If you’ve read any of his other works, particularly What Makes You Not a Buddhist or The Guru Drinks Bourbon? you know Dzongsar Jamyang Khyentse is not a day at the beach. His books aren’t for causal learners or Monday morning cushion crashers who walk past hungry people while wearing hundred-dollar yoga pants. He will call that out, pointing to privilege, delusion and projection along the way. This work does the same. In the sharpness of his clarity, however, are all elements of compassion, instruction and peace.

The book features Buddhist teachings on dying, death, after-death (that’s a thing), grief, and most importantly, how to be prepared for all of that. The early chapters contain a blueprint for creating a personal Buddhist practice including a DIY ceremony for taking refuge vows. After that, it’s straight to the end-of-life journey.

A large portion of the content is based on questions the author collected from a diverse group of people about death. They range from, “How do I tell someone they are dying?” to “What should I say to a Christian person who believes they are bad will end up in hell?” Probably the most profound question I found in the book was “What is the most skillful way of dealing with an older person who expresses a wish to die on a daily basis?”

The book takes particular effort to offer answers and ideas whether someone is Buddhist or Non-Buddhist, and even gives particular instructions for schools and lineages including speaking directly to those who practice Pure Land, Theravada, or Tantrikas. In the back are a series of practices to engage in through the entire death process. It is a comprehensive, authoritative guide through this most important and unavoidable journey.

That’s where I encountered my discomfort.

I’ve always accepted a certain amount of shifting sand in my understanding of death. Buddhism finds its solid ground in experience, and this part of the journey is not an event I remember. I have been born and died thousands of times, but I have no access to that memory from one journey to another. So, I’m pretty happy with a groundless approach that says, “I don’t know what happens, but this is what I think…”
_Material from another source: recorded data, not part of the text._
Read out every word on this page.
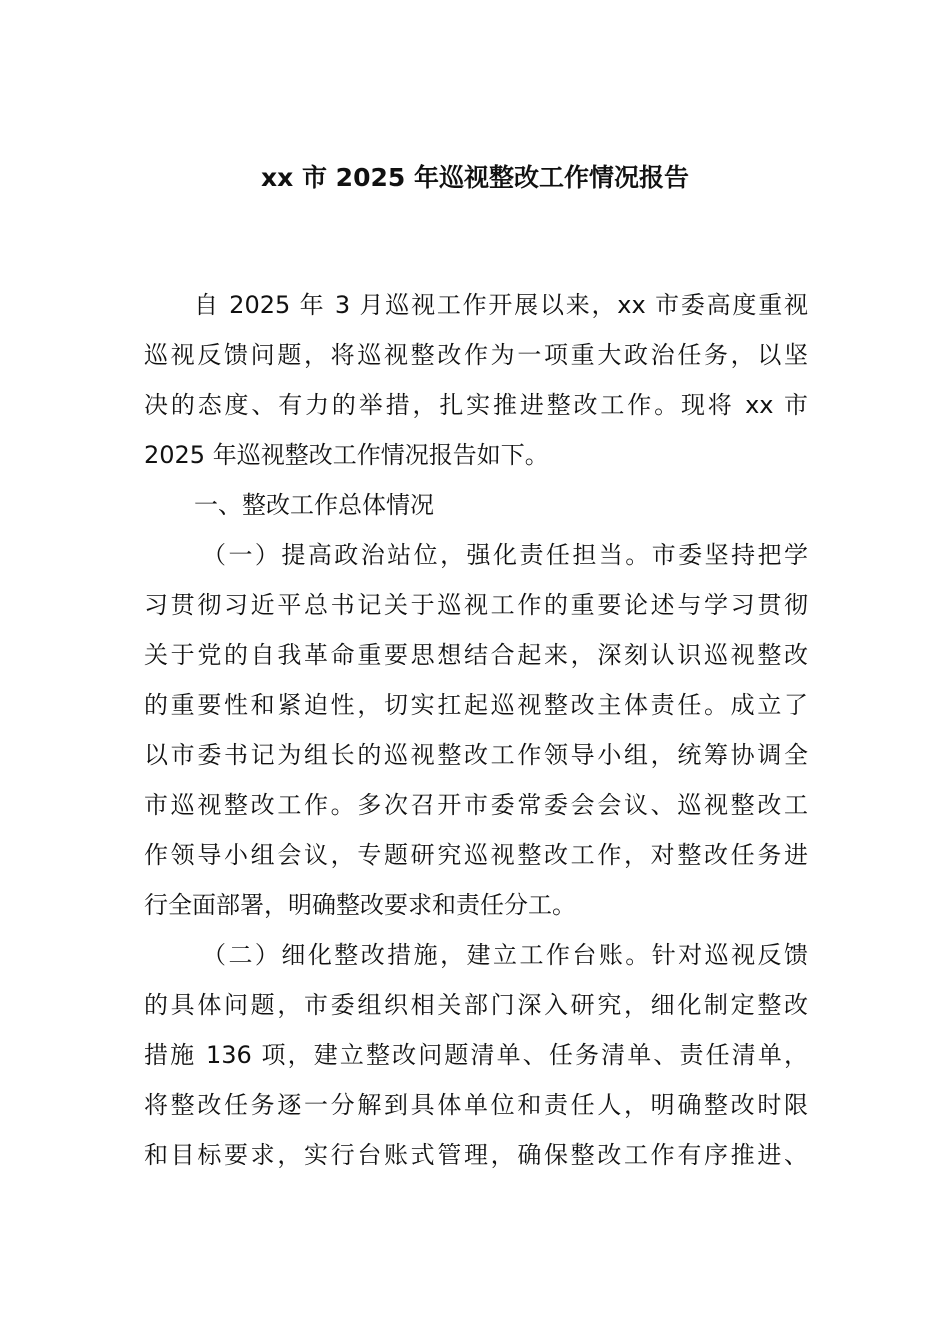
xx 市 2025 年巡视整改工作情况报告
自 2025 年 3 月巡视工作开展以来，xx 市委高度重视
巡视反馈问题，将巡视整改作为一项重大政治任务，以坚
决的态度、有力的举措，扎实推进整改工作。现将 xx 市
2025 年巡视整改工作情况报告如下。
一、整改工作总体情况
（一）提高政治站位，强化责任担当。市委坚持把学
习贯彻习近平总书记关于巡视工作的重要论述与学习贯彻
关于党的自我革命重要思想结合起来，深刻认识巡视整改
的重要性和紧迫性，切实扛起巡视整改主体责任。成立了
以市委书记为组长的巡视整改工作领导小组，统筹协调全
市巡视整改工作。多次召开市委常委会会议、巡视整改工
作领导小组会议，专题研究巡视整改工作，对整改任务进
行全面部署，明确整改要求和责任分工。
（二）细化整改措施，建立工作台账。针对巡视反馈
的具体问题，市委组织相关部门深入研究，细化制定整改
措施 136 项，建立整改问题清单、任务清单、责任清单，
将整改任务逐一分解到具体单位和责任人，明确整改时限
和目标要求，实行台账式管理，确保整改工作有序推进、
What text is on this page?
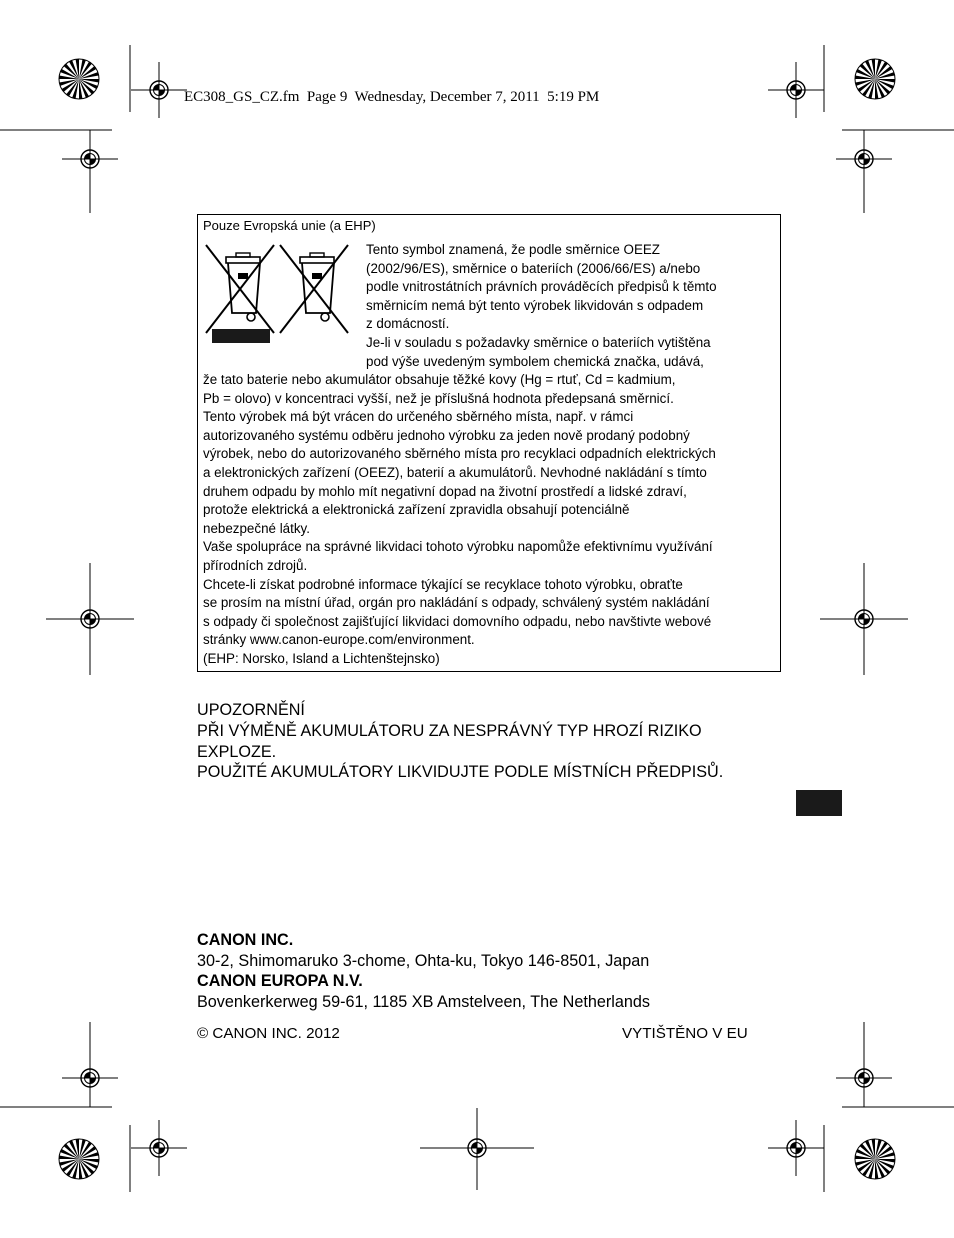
EC308_GS_CZ.fm  Page 9  Wednesday, December 7, 2011  5:19 PM
Pouze Evropská unie (a EHP)
Tento symbol znamená, že podle směrnice OEEZ
(2002/96/ES), směrnice o bateriích (2006/66/ES) a/nebo
podle vnitrostátních právních prováděcích předpisů k těmto
směrnicím nemá být tento výrobek likvidován s odpadem
z domácností.
Je-li v souladu s požadavky směrnice o bateriích vytištěna
pod výše uvedeným symbolem chemická značka, udává,
že tato baterie nebo akumulátor obsahuje těžké kovy (Hg = rtuť, Cd = kadmium,
Pb = olovo) v koncentraci vyšší, než je příslušná hodnota předepsaná směrnicí.
Tento výrobek má být vrácen do určeného sběrného místa, např. v rámci
autorizovaného systému odběru jednoho výrobku za jeden nově prodaný podobný
výrobek, nebo do autorizovaného sběrného místa pro recyklaci odpadních elektrických
a elektronických zařízení (OEEZ), baterií a akumulátorů. Nevhodné nakládání s tímto
druhem odpadu by mohlo mít negativní dopad na životní prostředí a lidské zdraví,
protože elektrická a elektronická zařízení zpravidla obsahují potenciálně
nebezpečné látky.
Vaše spolupráce na správné likvidaci tohoto výrobku napomůže efektivnímu využívání
přírodních zdrojů.
Chcete-li získat podrobné informace týkající se recyklace tohoto výrobku, obraťte
se prosím na místní úřad, orgán pro nakládání s odpady, schválený systém nakládání
s odpady či společnost zajišťující likvidaci domovního odpadu, nebo navštivte webové
stránky www.canon-europe.com/environment.
(EHP: Norsko, Island a Lichtenštejnsko)
UPOZORNĚNÍ
PŘI VÝMĚNĚ AKUMULÁTORU ZA NESPRÁVNÝ TYP HROZÍ RIZIKO
EXPLOZE.
POUŽITÉ AKUMULÁTORY LIKVIDUJTE PODLE MÍSTNÍCH PŘEDPISŮ.
CANON INC.
30-2, Shimomaruko 3-chome, Ohta-ku, Tokyo 146-8501, Japan
CANON EUROPA N.V.
Bovenkerkerweg 59-61, 1185 XB Amstelveen, The Netherlands
© CANON INC. 2012	VYTIŠTĚNO V EU
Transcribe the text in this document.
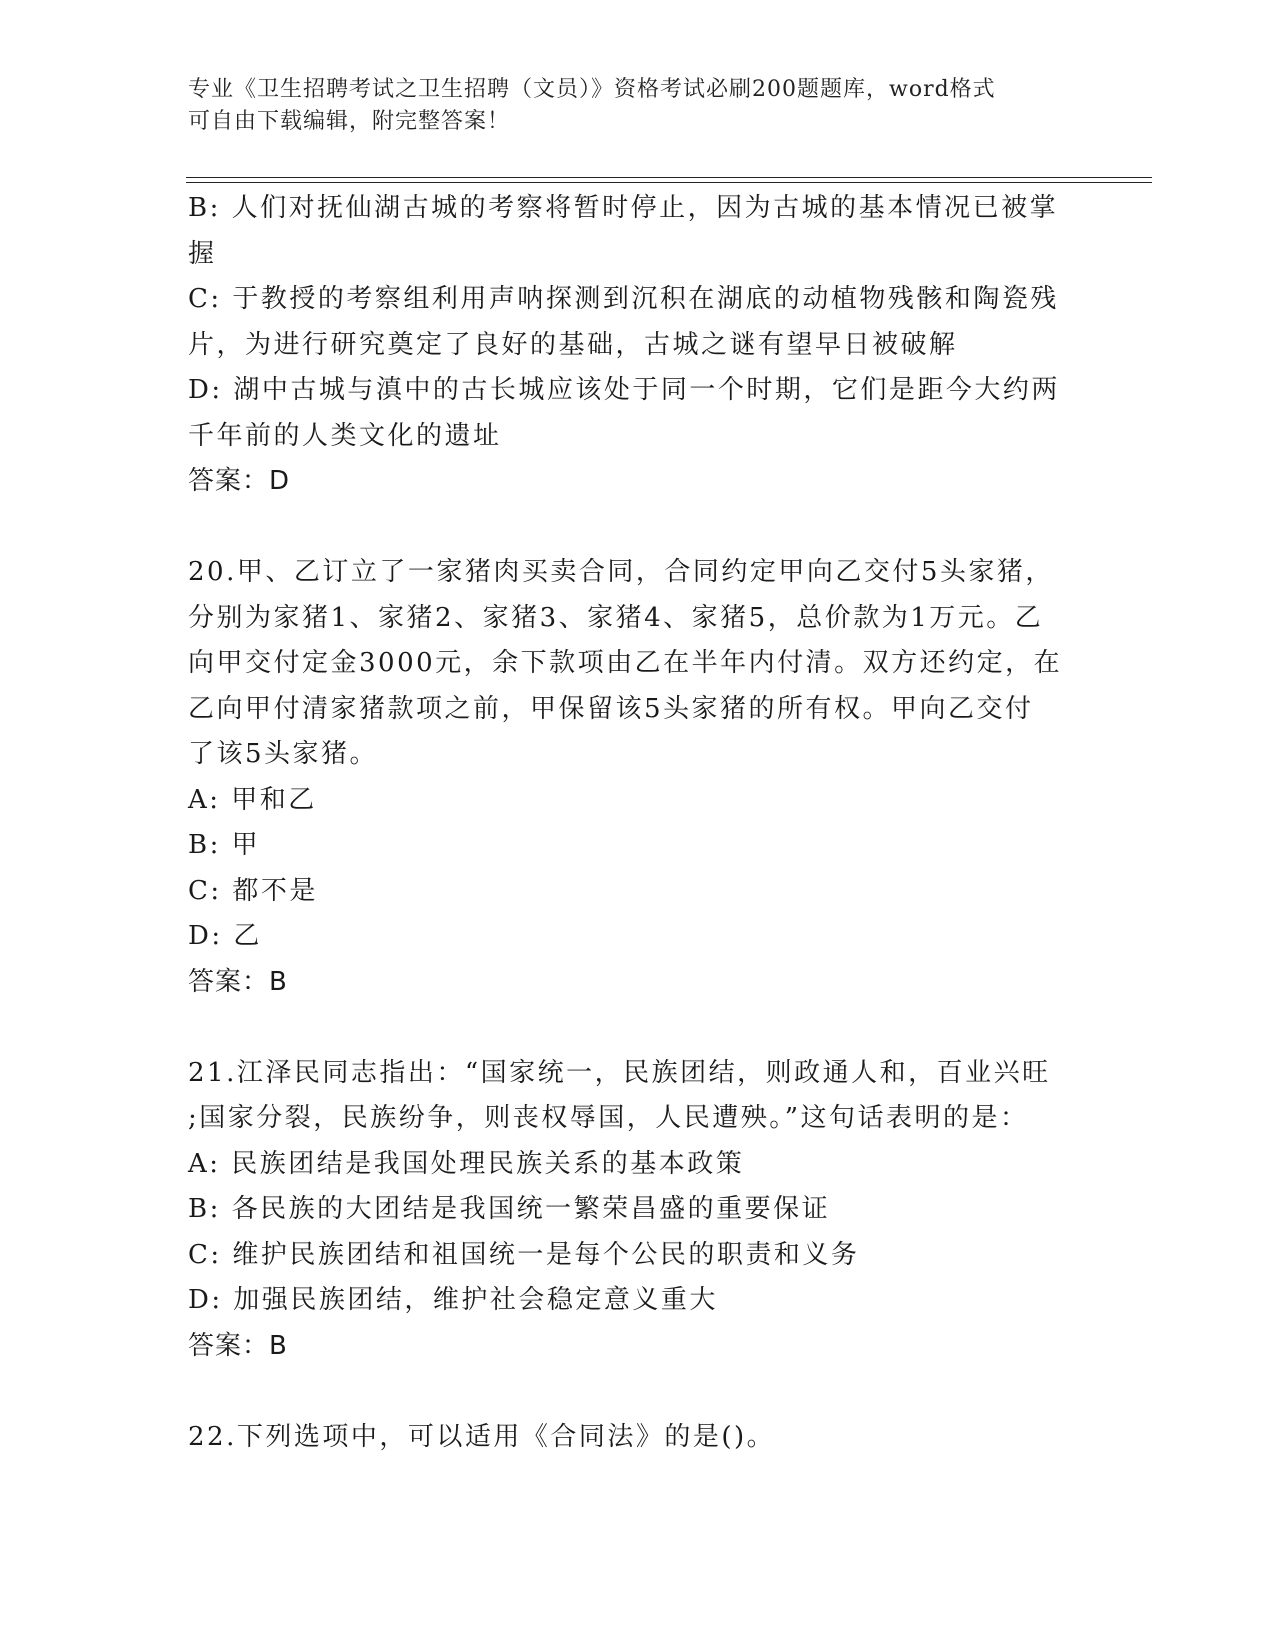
专业《卫生招聘考试之卫生招聘（文员）》资格考试必刷200题题库，word格式
可自由下载编辑，附完整答案！
B: 人们对抚仙湖古城的考察将暂时停止，因为古城的基本情况已被掌
握
C: 于教授的考察组利用声呐探测到沉积在湖底的动植物残骸和陶瓷残
片，为进行研究奠定了良好的基础，古城之谜有望早日被破解
D: 湖中古城与滇中的古长城应该处于同一个时期，它们是距今大约两
千年前的人类文化的遗址
答案：D
20.甲、乙订立了一家猪肉买卖合同，合同约定甲向乙交付5头家猪，
分别为家猪1、家猪2、家猪3、家猪4、家猪5，总价款为1万元。乙
向甲交付定金3000元，余下款项由乙在半年内付清。双方还约定，在
乙向甲付清家猪款项之前，甲保留该5头家猪的所有权。甲向乙交付
了该5头家猪。
A: 甲和乙
B: 甲
C: 都不是
D: 乙
答案：B
21.江泽民同志指出：“国家统一，民族团结，则政通人和，百业兴旺
;国家分裂，民族纷争，则丧权辱国，人民遭殃。”这句话表明的是：
A: 民族团结是我国处理民族关系的基本政策
B: 各民族的大团结是我国统一繁荣昌盛的重要保证
C: 维护民族团结和祖国统一是每个公民的职责和义务
D: 加强民族团结，维护社会稳定意义重大
答案：B
22.下列选项中，可以适用《合同法》的是()。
What does the mind go through during death?  What is the first day of being without body like? Can you talk to and guide a dead person through the bardo? Will you see your loved ones again?  These are questions I’ve always enjoyed as an exercise in cloud watching.  For this book, the answers given with the absoluteness of a stone table. I found myself repeatedly thinking, “how do you know this for sure?”

That’s the point, and challenge, of this book. You may live in the shape-shifting sand your whole life, but the one thing we do know for sure is that we will die. This book helps us enjoy life by concretizing and providing a step by step map to death.

Why do we need that? Because the unexpected is always uncomfortable.